Commercial Financial Services Brief: Responding to the Heartbleed SSL Vulnerability
April 14, 2014
The FFIEC issued guidance to banks on April 10, 2014, in connection with the recently discovered Heartbleed flaw in the internet security protocol known as OpenSSL. OPENSSL is an open source internet encryption protocol used by many websites for conducting secure online transactions. The flaw potentially leaves otherwise secure transactions subject to theft of authentication credentials (e.g., passwords, etc.) and other information stored in the computer’s memory.
Heartbleed has been characterized as one of the most significant threats to secure internet transactions ever found. This is a major security flaw that potentially puts the confidentiality of user authentication credentials at risk, including the authentication credentials of your employees when signing into insecure web based online services.

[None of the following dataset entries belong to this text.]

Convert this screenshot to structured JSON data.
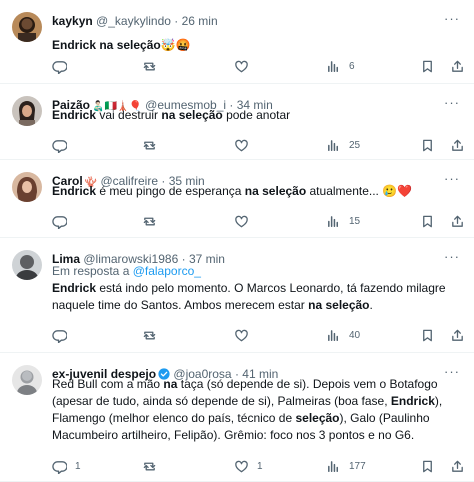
{
  "tweets": [
    {
      "name": "kaykyn",
      "handle": "@_kaykylindo",
      "dot": "·",
      "time": "26 min",
      "name_emoji": "",
      "verified": false,
      "reply_prefix": "",
      "reply_handle": "",
      "segments": [
        {
          "t": "Endrick",
          "b": true
        },
        {
          "t": " na seleção",
          "b": true
        },
        {
          "t": "🤯🤬",
          "b": false
        }
      ],
      "replies": "",
      "retweets": "",
      "likes": "",
      "views": "6"
    },
    {
      "name": "Paizão",
      "handle": "@eumesmob_i",
      "dot": "·",
      "time": "34 min",
      "name_emoji": "👨🏻‍🍼🇮🇹🗼🎈",
      "verified": false,
      "reply_prefix": "",
      "reply_handle": "",
      "segments": [
        {
          "t": "Endrick",
          "b": true
        },
        {
          "t": " vai destruir ",
          "b": false
        },
        {
          "t": "na seleção",
          "b": true
        },
        {
          "t": " pode anotar",
          "b": false
        }
      ],
      "replies": "",
      "retweets": "",
      "likes": "",
      "views": "25"
    },
    {
      "name": "Carol",
      "handle": "@califreire",
      "dot": "·",
      "time": "35 min",
      "name_emoji": "🪸",
      "verified": false,
      "reply_prefix": "",
      "reply_handle": "",
      "segments": [
        {
          "t": "Endrick",
          "b": true
        },
        {
          "t": " é meu pingo de esperança ",
          "b": false
        },
        {
          "t": "na seleção",
          "b": true
        },
        {
          "t": " atualmente... 🥲❤️",
          "b": false
        }
      ],
      "replies": "",
      "retweets": "",
      "likes": "",
      "views": "15"
    },
    {
      "name": "Lima",
      "handle": "@limarowski1986",
      "dot": "·",
      "time": "37 min",
      "name_emoji": "",
      "verified": false,
      "reply_prefix": "Em resposta a ",
      "reply_handle": "@falaporco_",
      "segments": [
        {
          "t": "Endrick",
          "b": true
        },
        {
          "t": " está indo pelo momento. O Marcos Leonardo, tá fazendo milagre naquele time do Santos. Ambos merecem estar ",
          "b": false
        },
        {
          "t": "na seleção",
          "b": true
        },
        {
          "t": ".",
          "b": false
        }
      ],
      "replies": "",
      "retweets": "",
      "likes": "",
      "views": "40"
    },
    {
      "name": "ex-juvenil despejo",
      "handle": "@joa0rosa",
      "dot": "·",
      "time": "41 min",
      "name_emoji": "",
      "verified": true,
      "reply_prefix": "",
      "reply_handle": "",
      "segments": [
        {
          "t": "Red Bull com a mão ",
          "b": false
        },
        {
          "t": "na",
          "b": true
        },
        {
          "t": " taça (só depende de si). Depois vem o Botafogo (apesar de tudo, ainda só depende de si), Palmeiras (boa fase, ",
          "b": false
        },
        {
          "t": "Endrick",
          "b": true
        },
        {
          "t": "), Flamengo (melhor elenco do país, técnico de ",
          "b": false
        },
        {
          "t": "seleção",
          "b": true
        },
        {
          "t": "), Galo (Paulinho Macumbeiro artilheiro, Felipão). Grêmio: foco nos 3 pontos e no G6.",
          "b": false
        }
      ],
      "replies": "1",
      "retweets": "",
      "likes": "1",
      "views": "177"
    }
  ],
  "ui": {
    "more_icon": "more-dots-icon",
    "reply_icon": "reply-icon",
    "retweet_icon": "retweet-icon",
    "like_icon": "heart-icon",
    "views_icon": "views-icon",
    "bookmark_icon": "bookmark-icon",
    "share_icon": "share-icon",
    "more_glyph": "···",
    "accent": "#1d9bf0",
    "muted": "#536471"
  }
}
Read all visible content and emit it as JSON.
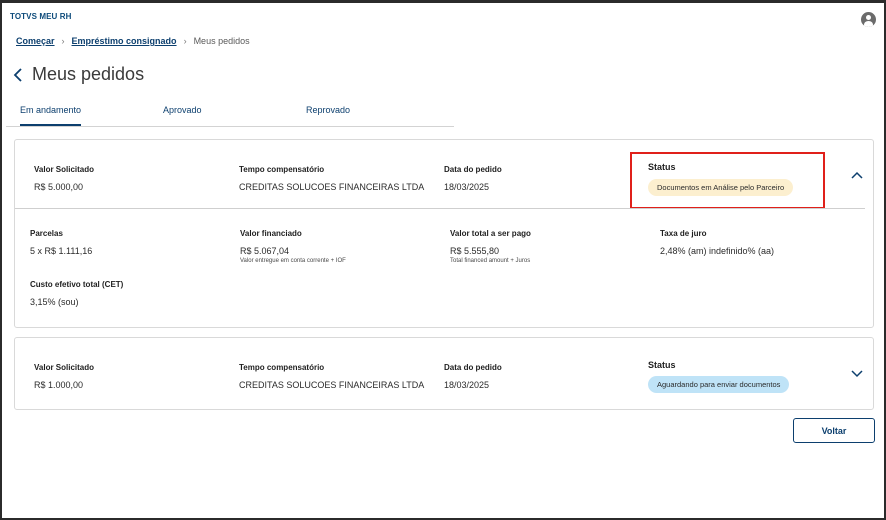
{
  "app": {
    "title": "TOTVS MEU RH"
  },
  "breadcrumb": {
    "items": [
      "Começar",
      "Empréstimo consignado"
    ],
    "current": "Meus pedidos"
  },
  "page": {
    "title": "Meus pedidos"
  },
  "tabs": [
    {
      "label": "Em andamento",
      "active": true
    },
    {
      "label": "Aprovado",
      "active": false
    },
    {
      "label": "Reprovado",
      "active": false
    }
  ],
  "orders": [
    {
      "valor_solicitado_label": "Valor Solicitado",
      "valor_solicitado": "R$ 5.000,00",
      "tempo_label": "Tempo compensatório",
      "tempo": "CREDITAS SOLUCOES FINANCEIRAS LTDA",
      "data_label": "Data do pedido",
      "data": "18/03/2025",
      "status_label": "Status",
      "status": "Documentos em Análise pelo Parceiro",
      "status_color": "#fcefcf",
      "expanded": true,
      "details": {
        "parcelas_label": "Parcelas",
        "parcelas": "5 x R$ 1.111,16",
        "valor_financiado_label": "Valor financiado",
        "valor_financiado": "R$ 5.067,04",
        "valor_financiado_hint": "Valor entregue em conta corrente + IOF",
        "valor_total_label": "Valor total a ser pago",
        "valor_total": "R$ 5.555,80",
        "valor_total_hint": "Total financed amount + Juros",
        "taxa_label": "Taxa de juro",
        "taxa": "2,48% (am) indefinido% (aa)",
        "cet_label": "Custo efetivo total (CET)",
        "cet": "3,15% (sou)"
      }
    },
    {
      "valor_solicitado_label": "Valor Solicitado",
      "valor_solicitado": "R$ 1.000,00",
      "tempo_label": "Tempo compensatório",
      "tempo": "CREDITAS SOLUCOES FINANCEIRAS LTDA",
      "data_label": "Data do pedido",
      "data": "18/03/2025",
      "status_label": "Status",
      "status": "Aguardando para enviar documentos",
      "status_color": "#bfe3f7",
      "expanded": false
    }
  ],
  "actions": {
    "back_label": "Voltar"
  },
  "colors": {
    "primary": "#0c3f6e",
    "highlight": "#e0201a"
  }
}
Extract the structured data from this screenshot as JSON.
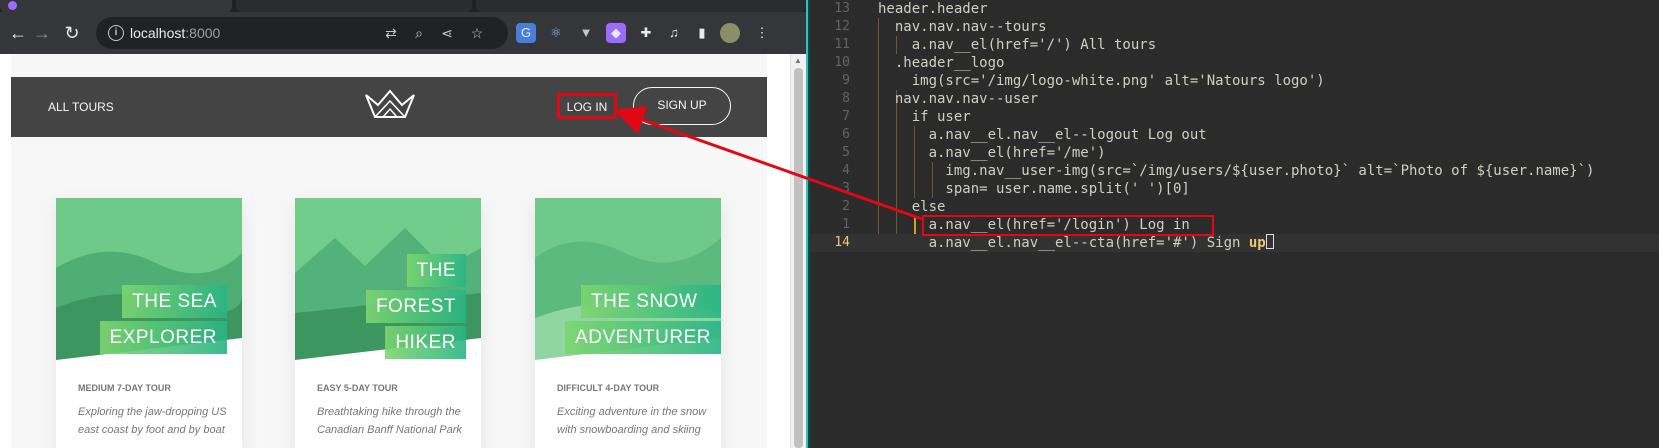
{
  "browser": {
    "url_host": "localhost",
    "url_port": ":8000"
  },
  "site": {
    "nav": {
      "all_tours": "ALL TOURS",
      "log_in": "LOG IN",
      "sign_up": "SIGN UP"
    },
    "cards": [
      {
        "title_lines": [
          "THE SEA",
          "EXPLORER"
        ],
        "subheading": "MEDIUM 7-DAY TOUR",
        "description": "Exploring the jaw-dropping US east coast by foot and by boat"
      },
      {
        "title_lines": [
          "THE",
          "FOREST",
          "HIKER"
        ],
        "subheading": "EASY 5-DAY TOUR",
        "description": "Breathtaking hike through the Canadian Banff National Park"
      },
      {
        "title_lines": [
          "THE SNOW",
          "ADVENTURER"
        ],
        "subheading": "DIFFICULT 4-DAY TOUR",
        "description": "Exciting adventure in the snow with snowboarding and skiing"
      }
    ]
  },
  "editor": {
    "lines": [
      {
        "num": "13",
        "text": "header.header"
      },
      {
        "num": "12",
        "text": "  nav.nav.nav--tours"
      },
      {
        "num": "11",
        "text": "    a.nav__el(href='/') All tours"
      },
      {
        "num": "10",
        "text": "  .header__logo"
      },
      {
        "num": "9",
        "text": "    img(src='/img/logo-white.png' alt='Natours logo')"
      },
      {
        "num": "8",
        "text": "  nav.nav.nav--user"
      },
      {
        "num": "7",
        "text": "    if user"
      },
      {
        "num": "6",
        "text": "      a.nav__el.nav__el--logout Log out"
      },
      {
        "num": "5",
        "text": "      a.nav__el(href='/me')"
      },
      {
        "num": "4",
        "text": "        img.nav__user-img(src=`/img/users/${user.photo}` alt=`Photo of ${user.name}`)"
      },
      {
        "num": "3",
        "text": "        span= user.name.split(' ')[0]"
      },
      {
        "num": "2",
        "text": "    else"
      },
      {
        "num": "1",
        "text": "      a.nav__el(href='/login') Log in"
      },
      {
        "num": "14",
        "text": "      a.nav__el.nav__el--cta(href='#') Sign ",
        "highlight": "up"
      }
    ]
  },
  "colors": {
    "annotation_red": "#e30613",
    "header_gray": "#444444",
    "accent_green": "#55c57a"
  }
}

As part of your data security and vendor management programs, you are required to monitor threat developments and take appropriate remedial actions. In the guidance the FFIEC reminded financial institutions of their obligations in this regard. In particular, the FFIEC stated that:
Financial institutions should monitor the status of their third-party service providers and vendors' efforts to implement patches on software that uses OpenSSL and to take the following steps, as appropriate:
- Ensure that third-party vendors that use OpenSSL on their systems are aware of the vulnerability and take appropriate risk mitigation steps.
- Monitor the status of the vendors' efforts.
- Identify and upgrade vulnerable internal systems and services.
- Follow appropriate patch management practices and test to ensure a secure configuration.
Given the severity of this risk, the following enhanced steps should be considered:
1. Review your software and technology vendors to identity those programs, products or services that your financial institution uses that may use the OpenSSL protocol. This may require directly contacting your vendors to inquire regarding OpenSSL and Heartbleed.
2. Identify what steps are required in order to remediate the threat and the timeline that the vendor proposes for taking such remedial actions. For critical, high risk systems, you may want the vendor to certify that it is either not affected by Heartbleed or has implemented remedial measures.
3. Document the steps you have taken and the responses received from vendors.
4. Consider whether it makes sense to provide additional education to your customers about the risks presented by Heartbleed as part of your customer service efforts.